Updated

It was broken.

That's the excuse Ray Brent Marsh allegedly offered when police asked him why he didn't use his crematory to properly burn as many as 200 bodies in Noble, Ga. The 28-year-old has now been charged with 16 counts of theft-by-deception for accepting money for cremations he never performed. Instead, authorities have found at least 191 corpses stacked like firewood in sheds by the crematorium or left to rot in the woods.

Victims' families, authorities and Americans across the country have been horrified.

But no one has been more shocked than the professional cremators who have listened to the bizarre story that they are holding up as the height of ineptitude.

"I think this is one of the worst situations that's happened in a long time," said Mike Nathe, funeral director of the Bismarck Crematory and Funeral Home in Bismarck, N.D. "This was pure laziness. … His excuse doesn't wash. He just made no effort at all."

People in the cremation business are simply astounded by early reports that Marsh defended his actions by saying his equipment didn't work. Though a crematory can be expensive, running anywhere from $60,000 to $150,000, repairs are often relatively inexpensive and easy to obtain.

"Number one, if your car is broken, you go rent a car or you walk. You don't do what that guy did," Crematory Society of Illinois President Jerry Sullivan said from Chicago. "We had a problem last week that was under $1,000 to get it fixed — and that was a big part and a big problem. $1,000 is not a lot of money. [Or] He could've gone to an operating crematory and given them the money to do it."

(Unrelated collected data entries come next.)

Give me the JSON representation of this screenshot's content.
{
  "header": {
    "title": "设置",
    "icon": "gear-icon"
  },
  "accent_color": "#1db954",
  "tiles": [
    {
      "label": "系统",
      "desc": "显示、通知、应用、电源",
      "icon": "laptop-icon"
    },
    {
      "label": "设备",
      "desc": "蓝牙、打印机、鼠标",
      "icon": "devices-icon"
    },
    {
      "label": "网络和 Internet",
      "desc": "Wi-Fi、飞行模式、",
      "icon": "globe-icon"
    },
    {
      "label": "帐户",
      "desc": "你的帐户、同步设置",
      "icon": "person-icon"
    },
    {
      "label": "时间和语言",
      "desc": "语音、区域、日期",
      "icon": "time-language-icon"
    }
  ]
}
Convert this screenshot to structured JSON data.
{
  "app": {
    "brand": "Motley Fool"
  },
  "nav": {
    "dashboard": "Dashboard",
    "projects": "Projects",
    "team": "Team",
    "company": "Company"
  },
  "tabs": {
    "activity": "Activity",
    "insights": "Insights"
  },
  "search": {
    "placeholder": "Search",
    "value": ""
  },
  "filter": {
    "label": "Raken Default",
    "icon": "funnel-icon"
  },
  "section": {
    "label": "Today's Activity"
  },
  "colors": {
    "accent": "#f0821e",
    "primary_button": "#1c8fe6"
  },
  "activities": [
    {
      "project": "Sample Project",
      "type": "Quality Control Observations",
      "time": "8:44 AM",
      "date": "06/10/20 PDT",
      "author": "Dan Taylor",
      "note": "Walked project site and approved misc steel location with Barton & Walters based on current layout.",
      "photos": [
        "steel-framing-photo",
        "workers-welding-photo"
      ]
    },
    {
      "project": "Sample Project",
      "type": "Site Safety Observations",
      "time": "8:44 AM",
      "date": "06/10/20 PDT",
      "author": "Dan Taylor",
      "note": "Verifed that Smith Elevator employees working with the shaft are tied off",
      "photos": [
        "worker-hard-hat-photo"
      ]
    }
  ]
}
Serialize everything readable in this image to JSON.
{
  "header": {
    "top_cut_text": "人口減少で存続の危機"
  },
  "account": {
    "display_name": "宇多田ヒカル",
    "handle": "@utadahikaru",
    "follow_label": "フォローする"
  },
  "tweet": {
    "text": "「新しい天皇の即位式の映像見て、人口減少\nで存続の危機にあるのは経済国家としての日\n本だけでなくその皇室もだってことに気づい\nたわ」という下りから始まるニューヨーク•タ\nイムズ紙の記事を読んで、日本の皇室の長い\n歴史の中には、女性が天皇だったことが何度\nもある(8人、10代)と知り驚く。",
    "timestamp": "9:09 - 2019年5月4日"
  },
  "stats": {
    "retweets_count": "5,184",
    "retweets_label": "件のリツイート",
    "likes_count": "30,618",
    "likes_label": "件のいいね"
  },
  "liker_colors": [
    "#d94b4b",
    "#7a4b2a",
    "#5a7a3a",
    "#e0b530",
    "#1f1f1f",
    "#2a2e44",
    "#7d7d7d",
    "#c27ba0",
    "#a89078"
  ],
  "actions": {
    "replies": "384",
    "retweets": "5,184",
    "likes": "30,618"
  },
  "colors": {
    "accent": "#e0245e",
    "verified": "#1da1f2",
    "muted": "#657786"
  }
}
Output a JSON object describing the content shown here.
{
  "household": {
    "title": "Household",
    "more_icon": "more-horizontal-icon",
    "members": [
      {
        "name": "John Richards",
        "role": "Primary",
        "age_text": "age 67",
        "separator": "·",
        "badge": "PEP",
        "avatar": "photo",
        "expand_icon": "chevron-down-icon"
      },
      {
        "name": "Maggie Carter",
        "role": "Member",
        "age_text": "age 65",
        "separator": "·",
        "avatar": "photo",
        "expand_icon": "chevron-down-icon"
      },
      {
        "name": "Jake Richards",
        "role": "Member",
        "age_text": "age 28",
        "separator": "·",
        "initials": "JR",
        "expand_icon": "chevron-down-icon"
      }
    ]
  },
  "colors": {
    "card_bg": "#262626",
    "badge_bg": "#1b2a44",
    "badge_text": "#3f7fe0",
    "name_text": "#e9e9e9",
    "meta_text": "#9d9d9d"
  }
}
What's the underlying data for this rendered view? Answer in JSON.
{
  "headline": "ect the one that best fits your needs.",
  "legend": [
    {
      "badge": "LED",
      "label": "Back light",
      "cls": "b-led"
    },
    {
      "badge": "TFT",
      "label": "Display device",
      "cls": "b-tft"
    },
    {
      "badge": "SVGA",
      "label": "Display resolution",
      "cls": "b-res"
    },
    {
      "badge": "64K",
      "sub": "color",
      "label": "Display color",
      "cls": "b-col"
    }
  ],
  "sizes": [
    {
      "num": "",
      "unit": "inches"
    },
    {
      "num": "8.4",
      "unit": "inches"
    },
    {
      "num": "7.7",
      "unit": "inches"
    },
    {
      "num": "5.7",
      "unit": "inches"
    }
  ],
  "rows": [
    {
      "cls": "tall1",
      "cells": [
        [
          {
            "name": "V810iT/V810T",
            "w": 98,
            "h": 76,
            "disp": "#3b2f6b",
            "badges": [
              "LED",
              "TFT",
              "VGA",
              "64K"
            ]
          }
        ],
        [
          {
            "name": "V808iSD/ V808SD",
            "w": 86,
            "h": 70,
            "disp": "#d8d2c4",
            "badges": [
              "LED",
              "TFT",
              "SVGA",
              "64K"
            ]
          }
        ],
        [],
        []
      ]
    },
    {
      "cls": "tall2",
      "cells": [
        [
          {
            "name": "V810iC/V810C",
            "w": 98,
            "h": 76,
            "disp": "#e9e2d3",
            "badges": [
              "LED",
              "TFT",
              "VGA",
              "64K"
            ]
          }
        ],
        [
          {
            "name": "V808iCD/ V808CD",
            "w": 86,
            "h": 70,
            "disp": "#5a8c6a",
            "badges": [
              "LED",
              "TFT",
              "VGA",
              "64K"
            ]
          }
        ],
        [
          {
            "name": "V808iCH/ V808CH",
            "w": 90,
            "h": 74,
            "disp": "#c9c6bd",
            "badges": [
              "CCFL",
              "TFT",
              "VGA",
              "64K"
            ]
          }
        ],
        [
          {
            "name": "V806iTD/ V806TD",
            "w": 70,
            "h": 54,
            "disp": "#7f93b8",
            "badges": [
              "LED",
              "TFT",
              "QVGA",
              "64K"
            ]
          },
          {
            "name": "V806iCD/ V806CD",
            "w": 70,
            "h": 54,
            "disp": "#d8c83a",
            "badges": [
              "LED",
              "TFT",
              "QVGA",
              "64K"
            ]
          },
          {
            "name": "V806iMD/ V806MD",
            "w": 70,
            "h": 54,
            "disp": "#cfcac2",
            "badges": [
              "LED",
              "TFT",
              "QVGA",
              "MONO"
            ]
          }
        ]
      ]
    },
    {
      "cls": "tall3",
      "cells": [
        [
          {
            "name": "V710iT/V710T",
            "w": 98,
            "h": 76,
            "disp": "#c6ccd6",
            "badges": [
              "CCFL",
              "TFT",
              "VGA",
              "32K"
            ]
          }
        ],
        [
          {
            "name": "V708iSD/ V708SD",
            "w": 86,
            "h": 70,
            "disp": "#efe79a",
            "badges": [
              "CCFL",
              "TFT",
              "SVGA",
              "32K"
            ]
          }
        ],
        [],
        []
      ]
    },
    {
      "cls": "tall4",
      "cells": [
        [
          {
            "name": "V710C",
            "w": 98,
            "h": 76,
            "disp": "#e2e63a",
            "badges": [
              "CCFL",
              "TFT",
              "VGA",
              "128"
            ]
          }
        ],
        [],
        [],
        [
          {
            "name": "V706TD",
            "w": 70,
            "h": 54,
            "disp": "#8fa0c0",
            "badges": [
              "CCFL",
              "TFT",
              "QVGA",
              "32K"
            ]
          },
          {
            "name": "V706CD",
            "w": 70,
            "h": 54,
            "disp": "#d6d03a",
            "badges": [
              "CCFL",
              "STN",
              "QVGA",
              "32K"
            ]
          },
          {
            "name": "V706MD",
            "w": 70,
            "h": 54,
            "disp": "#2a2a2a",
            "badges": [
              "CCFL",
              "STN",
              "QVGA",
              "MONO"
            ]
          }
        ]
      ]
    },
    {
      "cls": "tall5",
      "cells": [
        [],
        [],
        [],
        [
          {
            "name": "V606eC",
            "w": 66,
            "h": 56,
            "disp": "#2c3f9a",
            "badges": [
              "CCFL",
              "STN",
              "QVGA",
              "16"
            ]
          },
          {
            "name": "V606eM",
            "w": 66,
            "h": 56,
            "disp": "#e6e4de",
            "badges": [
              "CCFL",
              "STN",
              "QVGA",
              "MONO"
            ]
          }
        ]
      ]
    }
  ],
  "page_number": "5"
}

Getting someone to look at your crematory unit isn't actually a difficult thing to accomplish, Nathe said.

"There's crematory-repair services around the country constantly calling to see if you need repairs," he said. "They're easily fixable and it's a matter of a phone call. We had a breakdown in June and in less than 24 hours it was up and running again."

There is one major expense that can't be avoided, though. With each cremation, the firebricks that line the oven expand and contract and eventually wear out. The average crematory might need to be completely relined every five years or 500 to 1,000 cremations.

Marsh's crematory, which Sullivan guessed averaged a mere 20 a year — compared to his crematory's 2,000 and Nathe's 300 a year — ought to have barely seen any wear and tear, Sullivan said.

"That machine should last forever," he said.

Sullivan said that Marsh's problems probably arose partly because the cremation business was only a side business for the Georgia man and it didn't bring in enough money to justify the work. While prices range around the country — in North Dakota, where they're relatively rare, they can fetch a funeral home $1,300, whereas Chicago's Sullivan charges anywhere from $195 for subcontracted work to $795 — Marsh could have been making under $200 per job.

"He didn't really do enough business," Sullivan said. "I don't see why he even bothered at all."

Both men agreed that much of the blame rests with the dozens of funeral directors from three states who contracted with Marsh to perform cremations without ever inspecting his facility. And both said the state of Georgia ought to look at tighter regulation of the cremation industry, something state lawmakers are already moving toward to make sure nothing this horrible ever happens to a loved one's remains again.

"I've been a funeral director for 15 years, and I've never heard of anything as gruesome as this," Nathe said. "This is plain being inept. I don't see how he thought he was going to get away with it."